XML 26 R15.htm IDEA: XBRL DOCUMENT v3.24.2.u1
STOCKHOLDERS’ EQUITY
6 Months Ended
Jun. 30, 2024
Stockholders' Equity Note [Abstract]  
STOCKHOLDERS’ EQUITY STOCKHOLDERS’ EQUITY
Authorized Shares
As of June 30, 2024, the total number of shares of capital stock authorized to be issued per the Company’s Amended and Restated Certificate of Incorporation is 310,000,000, with 10,000,000 shares designated as preferred stock with a par value of $0.0001 per share, and 300,000,000 shares designated as common stock with a par value of $0.0001 per share. Each share of common stock is entitled to one vote.
Shelf Registration and Equity Offerings
On July 1, 2022, the Company filed a shelf registration statement on Form S-3 (the “2022 Registration Statement”). Pursuant to the 2022 Registration Statement, the Company may offer and sell securities having an aggregate public offering price of up to $200.0 million. On July 21, 2023, the Company issued 16,774,193 shares of common stock at a price of $7.75 per share (the “Offering”). The net proceeds from the Offering, after underwriting discounts and commissions and other offering expenses, were $121.9 million.

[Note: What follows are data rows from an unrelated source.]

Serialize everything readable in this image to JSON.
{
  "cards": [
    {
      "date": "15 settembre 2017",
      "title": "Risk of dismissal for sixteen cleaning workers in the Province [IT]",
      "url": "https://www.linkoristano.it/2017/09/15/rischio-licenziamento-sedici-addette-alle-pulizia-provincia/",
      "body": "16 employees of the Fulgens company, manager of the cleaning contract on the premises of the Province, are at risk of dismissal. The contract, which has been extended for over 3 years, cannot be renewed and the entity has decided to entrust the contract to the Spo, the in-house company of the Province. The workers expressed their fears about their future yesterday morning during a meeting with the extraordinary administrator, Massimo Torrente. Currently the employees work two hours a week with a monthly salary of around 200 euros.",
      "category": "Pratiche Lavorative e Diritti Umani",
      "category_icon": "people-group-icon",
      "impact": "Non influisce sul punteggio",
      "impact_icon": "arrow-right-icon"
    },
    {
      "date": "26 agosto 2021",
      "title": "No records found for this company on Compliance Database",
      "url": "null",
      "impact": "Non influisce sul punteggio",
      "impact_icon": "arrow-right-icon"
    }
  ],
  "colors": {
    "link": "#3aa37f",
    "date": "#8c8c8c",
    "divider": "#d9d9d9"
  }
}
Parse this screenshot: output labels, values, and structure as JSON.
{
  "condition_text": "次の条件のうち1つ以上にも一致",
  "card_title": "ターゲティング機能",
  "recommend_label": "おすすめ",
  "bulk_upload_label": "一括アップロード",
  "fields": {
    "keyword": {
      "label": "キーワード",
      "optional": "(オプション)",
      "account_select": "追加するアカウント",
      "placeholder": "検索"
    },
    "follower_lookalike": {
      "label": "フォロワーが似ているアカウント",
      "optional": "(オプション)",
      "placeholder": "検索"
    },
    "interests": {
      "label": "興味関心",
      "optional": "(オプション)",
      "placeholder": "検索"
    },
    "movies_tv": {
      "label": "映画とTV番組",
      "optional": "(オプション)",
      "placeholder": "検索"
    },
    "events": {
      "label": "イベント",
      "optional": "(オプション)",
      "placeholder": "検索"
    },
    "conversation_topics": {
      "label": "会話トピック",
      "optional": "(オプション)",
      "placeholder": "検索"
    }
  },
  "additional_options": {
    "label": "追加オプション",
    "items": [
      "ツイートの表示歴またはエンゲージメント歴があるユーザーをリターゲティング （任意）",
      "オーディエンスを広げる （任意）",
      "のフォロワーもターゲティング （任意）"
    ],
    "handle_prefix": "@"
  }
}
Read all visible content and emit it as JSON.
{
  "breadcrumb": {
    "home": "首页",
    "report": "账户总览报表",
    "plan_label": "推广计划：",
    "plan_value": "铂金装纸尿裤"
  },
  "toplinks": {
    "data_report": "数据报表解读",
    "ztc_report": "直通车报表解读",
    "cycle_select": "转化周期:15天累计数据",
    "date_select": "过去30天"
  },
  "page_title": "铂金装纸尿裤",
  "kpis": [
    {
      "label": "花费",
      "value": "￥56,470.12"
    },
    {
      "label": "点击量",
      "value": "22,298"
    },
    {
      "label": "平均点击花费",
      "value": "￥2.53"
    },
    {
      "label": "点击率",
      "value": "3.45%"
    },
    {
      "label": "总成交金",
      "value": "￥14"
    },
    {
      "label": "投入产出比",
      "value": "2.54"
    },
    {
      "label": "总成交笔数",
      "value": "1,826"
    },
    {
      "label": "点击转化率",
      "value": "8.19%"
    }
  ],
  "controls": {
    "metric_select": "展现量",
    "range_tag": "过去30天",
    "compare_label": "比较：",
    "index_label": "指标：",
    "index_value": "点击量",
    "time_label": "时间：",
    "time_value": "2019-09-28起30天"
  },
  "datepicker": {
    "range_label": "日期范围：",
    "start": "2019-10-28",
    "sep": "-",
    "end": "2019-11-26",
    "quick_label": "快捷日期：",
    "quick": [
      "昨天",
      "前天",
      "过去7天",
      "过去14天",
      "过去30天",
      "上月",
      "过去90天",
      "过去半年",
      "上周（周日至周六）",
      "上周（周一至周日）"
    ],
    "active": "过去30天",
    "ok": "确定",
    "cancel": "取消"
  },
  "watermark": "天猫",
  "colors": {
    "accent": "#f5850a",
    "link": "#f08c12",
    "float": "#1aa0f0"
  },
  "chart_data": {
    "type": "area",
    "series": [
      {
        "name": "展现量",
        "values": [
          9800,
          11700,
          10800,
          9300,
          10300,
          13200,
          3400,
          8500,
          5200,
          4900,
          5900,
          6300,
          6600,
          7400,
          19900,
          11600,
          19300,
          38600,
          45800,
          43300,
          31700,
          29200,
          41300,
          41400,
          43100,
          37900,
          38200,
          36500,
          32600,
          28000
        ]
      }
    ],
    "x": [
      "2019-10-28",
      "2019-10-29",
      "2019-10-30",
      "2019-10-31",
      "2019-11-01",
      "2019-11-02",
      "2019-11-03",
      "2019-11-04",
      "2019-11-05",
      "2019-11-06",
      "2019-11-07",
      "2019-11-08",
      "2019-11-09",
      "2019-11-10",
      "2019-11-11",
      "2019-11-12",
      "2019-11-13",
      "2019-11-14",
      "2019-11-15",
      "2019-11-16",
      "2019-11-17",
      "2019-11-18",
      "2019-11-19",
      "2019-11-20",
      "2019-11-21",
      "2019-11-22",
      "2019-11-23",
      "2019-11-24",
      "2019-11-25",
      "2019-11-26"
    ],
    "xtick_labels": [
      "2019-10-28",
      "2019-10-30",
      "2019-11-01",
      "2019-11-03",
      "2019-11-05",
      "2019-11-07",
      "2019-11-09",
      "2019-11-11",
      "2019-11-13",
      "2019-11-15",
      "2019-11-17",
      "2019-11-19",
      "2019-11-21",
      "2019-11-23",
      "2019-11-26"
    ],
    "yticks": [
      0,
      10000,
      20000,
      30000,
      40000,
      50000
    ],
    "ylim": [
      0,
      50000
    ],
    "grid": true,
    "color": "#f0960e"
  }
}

In connection with the filing of the 2022 Registration Statement, the Company also entered into a sales agreement (the “Sales Agreement”) with BofA Securities, Inc. (“BofA”) and Stifel, Nicolaus & Company, Incorporated (“Stifel”), as sales agents, pursuant to which the Company may issue and sell shares of its common stock for an aggregate offering price of up to $50.0 million under an at-the-market offering program (the “ATM”), which is included in the $200.0 million of securities that may be offered pursuant to the 2022 Registration Statement. On April 23, 2023, the Company entered into an amendment to the Sales Agreement (as amended, the “Amended Sales Agreement”) to add BTIG, LLC (“BTIG”) as a sales agent under the Amended Sales Agreement (BTIG, together with BofA and Stifel, the “Sales Agents”). Pursuant to the Amended Sales Agreement, the Company will pay the Sales Agents a commission rate of up to 3.0% of the gross proceeds from the sale of any shares of common stock under the ATM. The Company is not obligated to make any sales of shares of its common stock under the ATM.
During the six months ended June 30, 2024, the Company issued and sold 2,068,246 shares of common stock under the ATM for net proceeds of $7.9 million, or $3.84 per share. The Company has issued shares of common stock for aggregate gross proceeds of $12.2 million under the ATM since the program’s inception.
On March 27, 2024, the Company filed a shelf registration statement on Form S-3 (the “2024 Registration Statement”). Pursuant to the 2024 Registration Statement, the Company may offer and sell securities having an aggregate public offering price of up to $200.0 million.
Common Stock Warrant
On November 10, 2023, in accordance with the Loan Agreement, the Company issued the Loan Warrant to purchase 730,769 shares of Common Stock at an exercise price of $1.95 with a 10-year contractual term. This equity-classified warrant is outstanding as of June 30, 2024.